Aklımda bu söylenceyle köpük köpük buluta teslim olmuş bir İstanbul gününde İDO’nun Yenikapı İskelesi’nden denize açılıyorum. Yaklaşık bir buçuk saatlik yolculuk çarçabuk geçiyor. Bu kadar zamanda başka bir şehre ulaşmanın tatlı telaşı sarıyor içimi. Armodies’e ve sonrasında daha nicelerine şifa dağıtan, denizin, güneşin, yeşilin buluştuğu coğrafyaya ulaştığımda İDO’nun Armutlu Tatil Köyü  İskelesi’ne iniyorum.




 Deniz balıkçı teknelerinden geçilmiyor, besbelli “rastgelen” bir günü yaşıyoruz Armutlu’da.  Teknelerin hummalı çalışmalarından nasiplenmek isteyen oyunbaz martılar sahil boyu dönüp duruyor. Armutlu Tatil Köyü sahili beklediğimden çok daha hareketli. Sonbaharın paletinden süzülen renkleri taşıyan envai çeşit ağacın arasında yürüyüş yapanlara katılıyorum. Bisiklete binenler,  spor yapıp form tutma peşinde olanlar, sahilde martıları besleyenlerle capcanlı bir sonbahar yaşanıyor burada.

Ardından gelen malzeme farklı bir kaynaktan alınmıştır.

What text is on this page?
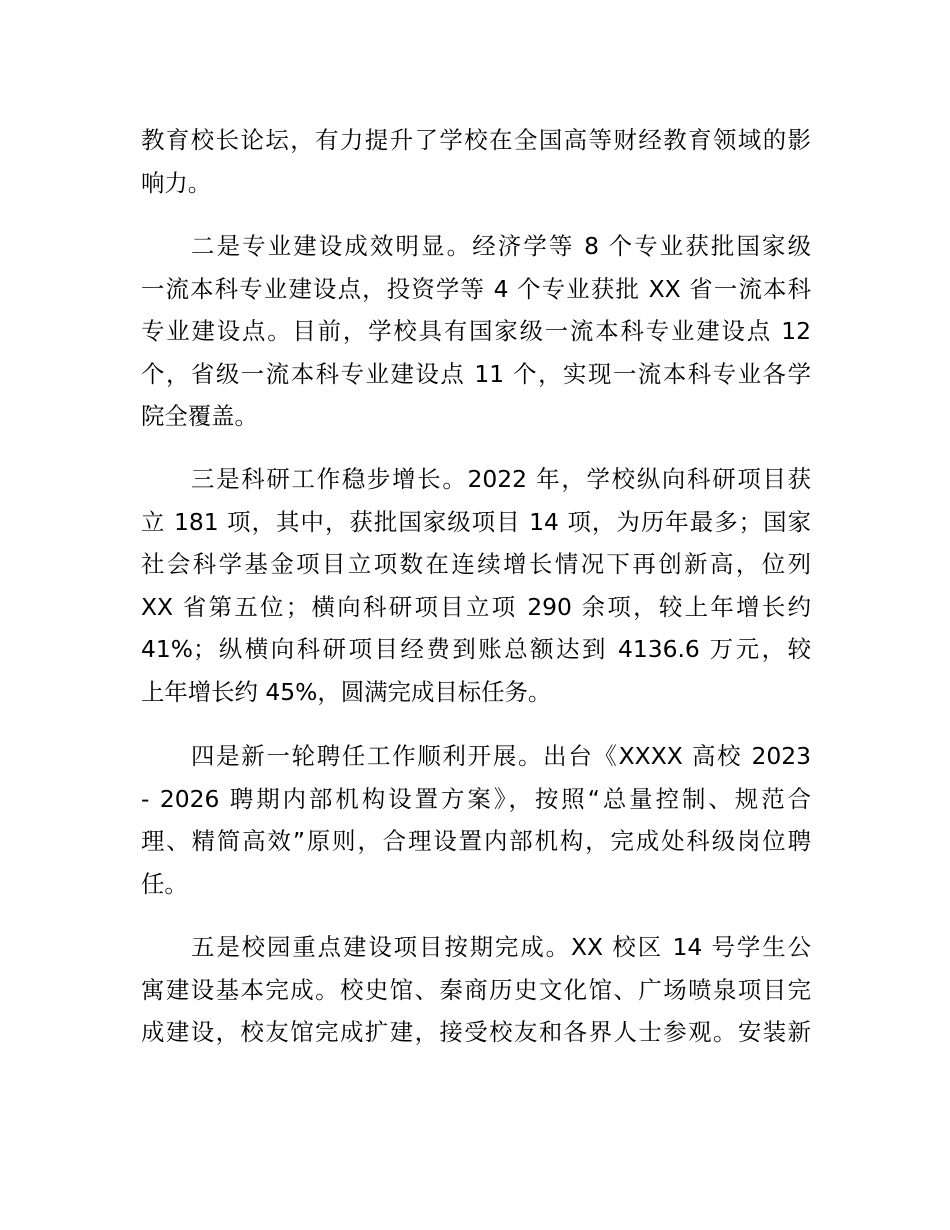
教育校长论坛，有力提升了学校在全国高等财经教育领域的影
响力。
二是专业建设成效明显。经济学等 8 个专业获批国家级
一流本科专业建设点，投资学等 4 个专业获批 XX 省一流本科
专业建设点。目前，学校具有国家级一流本科专业建设点 12
个，省级一流本科专业建设点 11 个，实现一流本科专业各学
院全覆盖。
三是科研工作稳步增长。2022 年，学校纵向科研项目获
立 181 项，其中，获批国家级项目 14 项，为历年最多；国家
社会科学基金项目立项数在连续增长情况下再创新高，位列
XX 省第五位；横向科研项目立项 290 余项，较上年增长约
41%；纵横向科研项目经费到账总额达到 4136.6 万元，较
上年增长约 45%，圆满完成目标任务。
四是新一轮聘任工作顺利开展。出台《XXXX 高校 2023
- 2026 聘期内部机构设置方案》，按照“总量控制、规范合
理、精简高效”原则，合理设置内部机构，完成处科级岗位聘
任。
五是校园重点建设项目按期完成。XX 校区 14 号学生公
寓建设基本完成。校史馆、秦商历史文化馆、广场喷泉项目完
成建设，校友馆完成扩建，接受校友和各界人士参观。安装新
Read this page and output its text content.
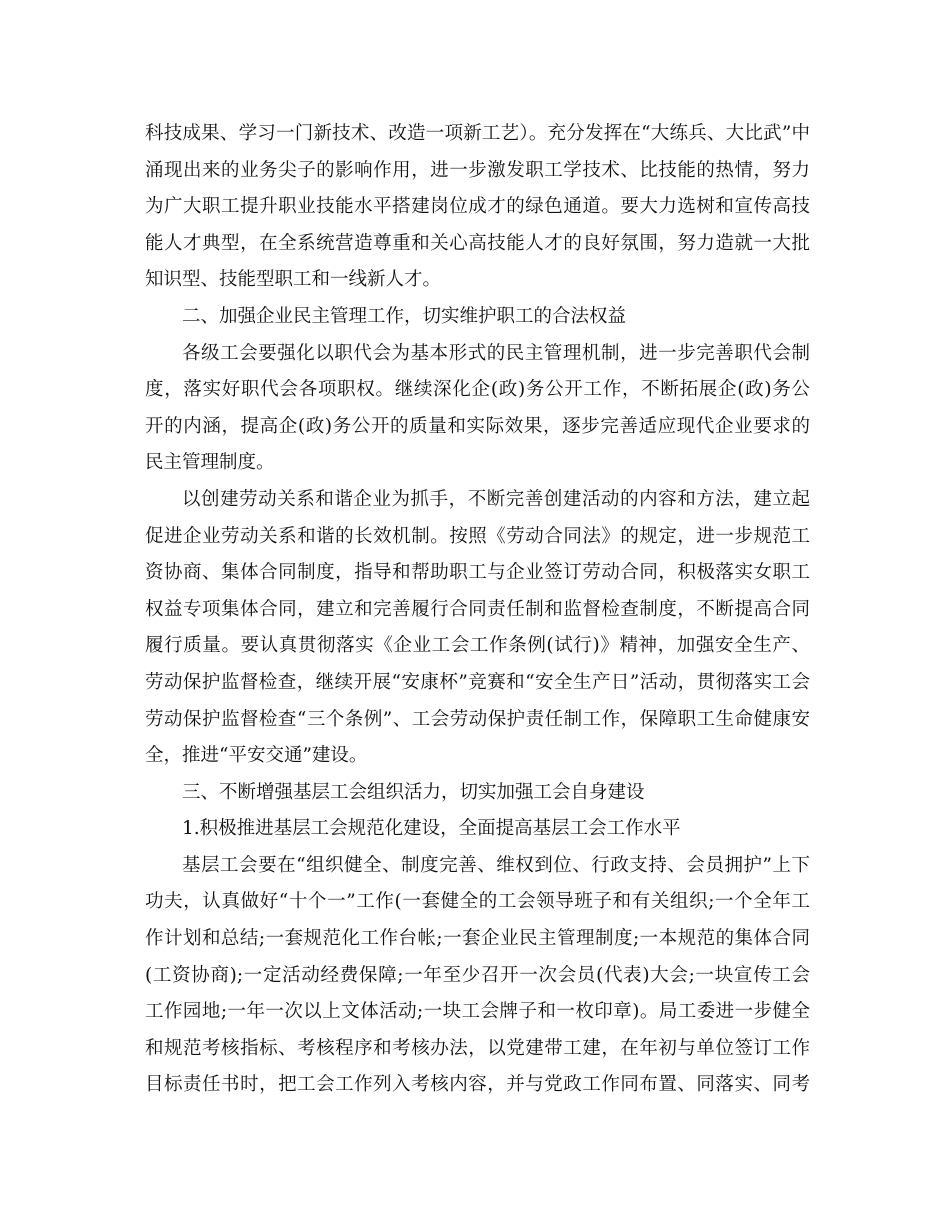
科技成果、学习一门新技术、改造一项新工艺）。充分发挥在“大练兵、大比武”中
涌现出来的业务尖子的影响作用，进一步激发职工学技术、比技能的热情，努力
为广大职工提升职业技能水平搭建岗位成才的绿色通道。要大力选树和宣传高技
能人才典型，在全系统营造尊重和关心高技能人才的良好氛围，努力造就一大批
知识型、技能型职工和一线新人才。
二、加强企业民主管理工作，切实维护职工的合法权益
各级工会要强化以职代会为基本形式的民主管理机制，进一步完善职代会制
度，落实好职代会各项职权。继续深化企(政)务公开工作，不断拓展企(政)务公
开的内涵，提高企(政)务公开的质量和实际效果，逐步完善适应现代企业要求的
民主管理制度。
以创建劳动关系和谐企业为抓手，不断完善创建活动的内容和方法，建立起
促进企业劳动关系和谐的长效机制。按照《劳动合同法》的规定，进一步规范工
资协商、集体合同制度，指导和帮助职工与企业签订劳动合同，积极落实女职工
权益专项集体合同，建立和完善履行合同责任制和监督检查制度，不断提高合同
履行质量。要认真贯彻落实《企业工会工作条例(试行)》精神，加强安全生产、
劳动保护监督检查，继续开展“安康杯”竞赛和“安全生产日”活动，贯彻落实工会
劳动保护监督检查“三个条例”、工会劳动保护责任制工作，保障职工生命健康安
全，推进“平安交通”建设。
三、不断增强基层工会组织活力，切实加强工会自身建设
1.积极推进基层工会规范化建设，全面提高基层工会工作水平
基层工会要在“组织健全、制度完善、维权到位、行政支持、会员拥护”上下
功夫，认真做好“十个一”工作(一套健全的工会领导班子和有关组织;一个全年工
作计划和总结;一套规范化工作台帐;一套企业民主管理制度;一本规范的集体合同
(工资协商);一定活动经费保障;一年至少召开一次会员(代表)大会;一块宣传工会
工作园地;一年一次以上文体活动;一块工会牌子和一枚印章)。局工委进一步健全
和规范考核指标、考核程序和考核办法，以党建带工建，在年初与单位签订工作
目标责任书时，把工会工作列入考核内容，并与党政工作同布置、同落实、同考
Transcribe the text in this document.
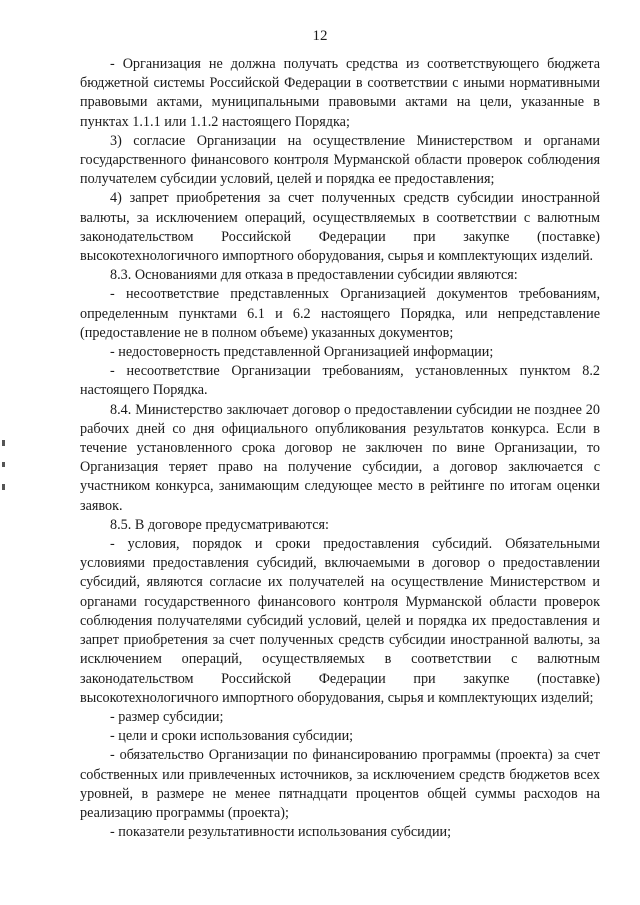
12

- Организация не должна получать средства из соответствующего бюджета бюджетной системы Российской Федерации в соответствии с иными нормативными правовыми актами, муниципальными правовыми актами на цели, указанные в пунктах 1.1.1 или 1.1.2 настоящего Порядка;

3) согласие Организации на осуществление Министерством и органами государственного финансового контроля Мурманской области проверок соблюдения получателем субсидии условий, целей и порядка ее предоставления;

4) запрет приобретения за счет полученных средств субсидии иностранной валюты, за исключением операций, осуществляемых в соответствии с валютным законодательством Российской Федерации при закупке (поставке) высокотехнологичного импортного оборудования, сырья и комплектующих изделий.

8.3. Основаниями для отказа в предоставлении субсидии являются:

- несоответствие представленных Организацией документов требованиям, определенным пунктами 6.1 и 6.2 настоящего Порядка, или непредставление (предоставление не в полном объеме) указанных документов;

- недостоверность представленной Организацией информации;

- несоответствие Организации требованиям, установленных пунктом 8.2 настоящего Порядка.

8.4. Министерство заключает договор о предоставлении субсидии не позднее 20 рабочих дней со дня официального опубликования результатов конкурса. Если в течение установленного срока договор не заключен по вине Организации, то Организация теряет право на получение субсидии, а договор заключается с участником конкурса, занимающим следующее место в рейтинге по итогам оценки заявок.

8.5. В договоре предусматриваются:

- условия, порядок и сроки предоставления субсидий. Обязательными условиями предоставления субсидий, включаемыми в договор о предоставлении субсидий, являются согласие их получателей на осуществление Министерством и органами государственного финансового контроля Мурманской области проверок соблюдения получателями субсидий условий, целей и порядка их предоставления и запрет приобретения за счет полученных средств субсидии иностранной валюты, за исключением операций, осуществляемых в соответствии с валютным законодательством Российской Федерации при закупке (поставке) высокотехнологичного импортного оборудования, сырья и комплектующих изделий;

- размер субсидии;

- цели и сроки использования субсидии;

- обязательство Организации по финансированию программы (проекта) за счет собственных или привлеченных источников, за исключением средств бюджетов всех уровней, в размере не менее пятнадцати процентов общей суммы расходов на реализацию программы (проекта);

- показатели результативности использования субсидии;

Bozburun Feneri’ne Yolculuk

Gün geceye kavuşurken deniz gümüş bir aynaya dönüşüyor. Ufukta titreşen güneşin boyadığı gök kubbe, seyrü sefere hiç ara vermeyen martılar, balıkçı tekneleriyle gündüzü uğurluyorum. Yeni gün benim için oldukça erken başlıyor.  Sabah güneşi bütün sahili hareketlendirmiş, kısa bir yürüyüşle Armutlu Tatil Köyü’nün masmavi manzaralı restoranında gönlüme göre bir masaya kurulup lezzetli bir kahvaltının tadını çıkarıyorum.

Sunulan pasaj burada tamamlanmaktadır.